An allergic reaction to food can cause mild to serious symptoms. Symptoms can include vomiting, nausea, stomach cramps, indigestion, diarrhea, hives or other skin rashes, wheezing and coughing, headaches, runny or stuffy nose and sneezing. In extreme cases, food allergy can trigger a severe and life-threatening reaction called anaphylaxis. Some mild symptoms may be caused by a food sensitivity rather than an allergic reaction. An allergist can help determine if it is a true allergic reaction. Shellfish, peanuts and tree nuts are the most common food allergies in adults. Milk, eggs, soy, wheat, shellfish, peanuts and tree nuts are the most common food allergies in children.

Anaphylaxis

An allergist can help you determine if you have a severe allergy – one that might result in anaphylaxis, and help you identify triggers.

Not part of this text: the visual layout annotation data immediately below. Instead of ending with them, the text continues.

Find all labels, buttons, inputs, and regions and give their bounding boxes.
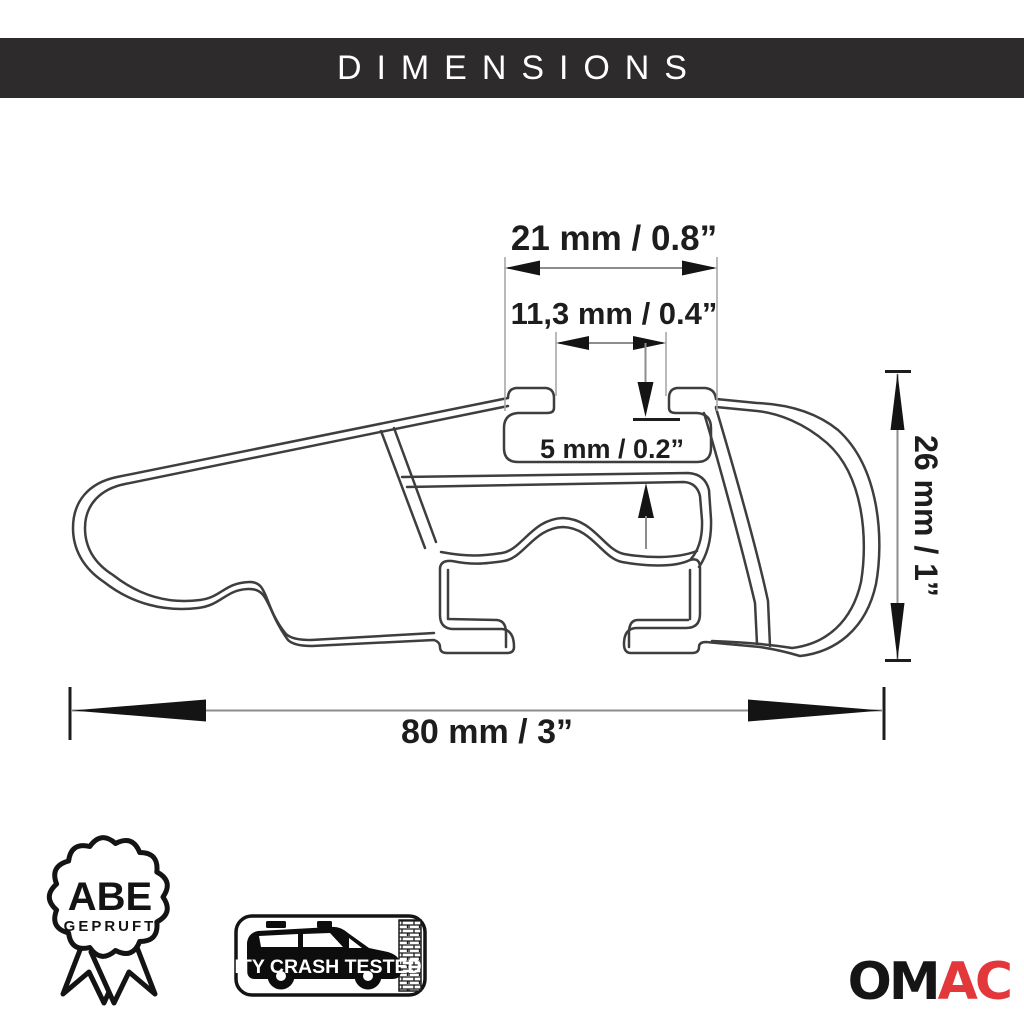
- profile-outline: [73, 388, 879, 656]
- dimension-label-wall-thickness: 5 mm / 0.2”: [540, 434, 684, 464]
- dimension-label-top-width: 21 mm / 0.8”: [511, 219, 717, 258]
- dimension-label-bar-height: 26 mm / 1”: [908, 435, 944, 597]
- dimension-bar-height: 26 mm / 1”: [885, 372, 944, 661]
- dimension-bar-width: 80 mm / 3”: [70, 687, 884, 751]
- profile-bottom-channel: [448, 570, 690, 647]
- brand-logo-om: OM: [848, 952, 938, 1012]
- abe-subtitle: GEPRUFT: [64, 918, 157, 935]
- abe-title: ABE: [68, 875, 152, 919]
- abe-badge: ABE GEPRUFT: [49, 838, 167, 1003]
- crash-test-badge: CITY CRASH TESTED: [220, 916, 425, 995]
- profile-rib-right: [704, 408, 770, 646]
- dimension-diagram: 21 mm / 0.8” 11,3 mm / 0.4” 5 mm / 0.2”: [0, 0, 1024, 1024]
- dimension-slot-width: 11,3 mm / 0.4”: [511, 296, 718, 350]
- crash-badge-label: CITY CRASH TESTED: [220, 956, 421, 978]
- brand-logo: OMAC: [848, 956, 1010, 1008]
- brand-logo-ac: AC: [938, 952, 1010, 1012]
- dimension-label-bar-width: 80 mm / 3”: [401, 713, 573, 751]
- product-dimensions-infographic: DIMENSIONS: [0, 0, 1024, 1024]
- dimension-top-width: 21 mm / 0.8”: [505, 219, 717, 276]
- crossbar-profile: [73, 388, 879, 656]
- profile-hump-channel: [441, 518, 697, 557]
- dimension-label-slot-width: 11,3 mm / 0.4”: [511, 296, 718, 331]
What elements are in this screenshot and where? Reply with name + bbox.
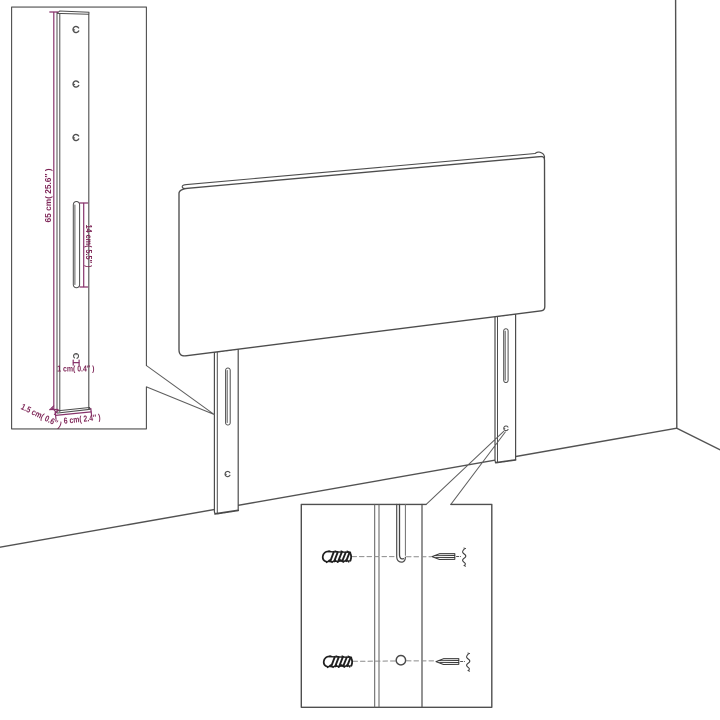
svg-text:65 cm( 25.6″ ): 65 cm( 25.6″ )	[43, 168, 53, 222]
svg-text:14 cm( 5.5″ ): 14 cm( 5.5″ )	[84, 225, 94, 268]
svg-text:1 cm( 0.4″ ): 1 cm( 0.4″ )	[57, 363, 94, 373]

Anaphylaxis is a rare allergic reaction that affects many parts of your body at the same time. If not treated quickly, it can be fatal. The trigger may be an insect sting, a food (such as peanuts), the latex in rubber products or a medication. The most dangerous symptoms of anaphylaxis affect your breathing and/or cardiovascular system (heart and blood pressure). Symptoms can include some or all of the following:

  • Hives, itchiness and redness on the skin, lips, eyelids or other areas of the body
  • Wheezing or difficulty breathing
  • Swelling of your tongue, throat, nose and lips
  • Nausea, stomach cramping and vomiting or diarrhea
  • Dizziness and fainting or loss of consciousness, which can lead to shock and heart failure

Frequently these symptoms start suddenly without warning and rapidly get worse. At the first sign of anaphylaxis, you should get help immediately, call 911 or go to the closest emergency room. If you have been prescribed epinephrine, you should use your epinephrine auto injector.

Sinus infections

Sinus infections, also called sinusitis, are common in people with nasal allergies such as hay fever. The constant stuffy and runny nose can inflame your nasal passages and make them swell. Symptoms include a runny nose with a thick discharge, cough and occasionally pain in your forehead, around and in between your eyes, in your upper jaw, cheeks and teeth. In some cases, sinusitis can be chronic and cause several infections a year. If you have asthma, you are more likely to have chronic sinus infections which can complicate your disease and make your symptoms more severe.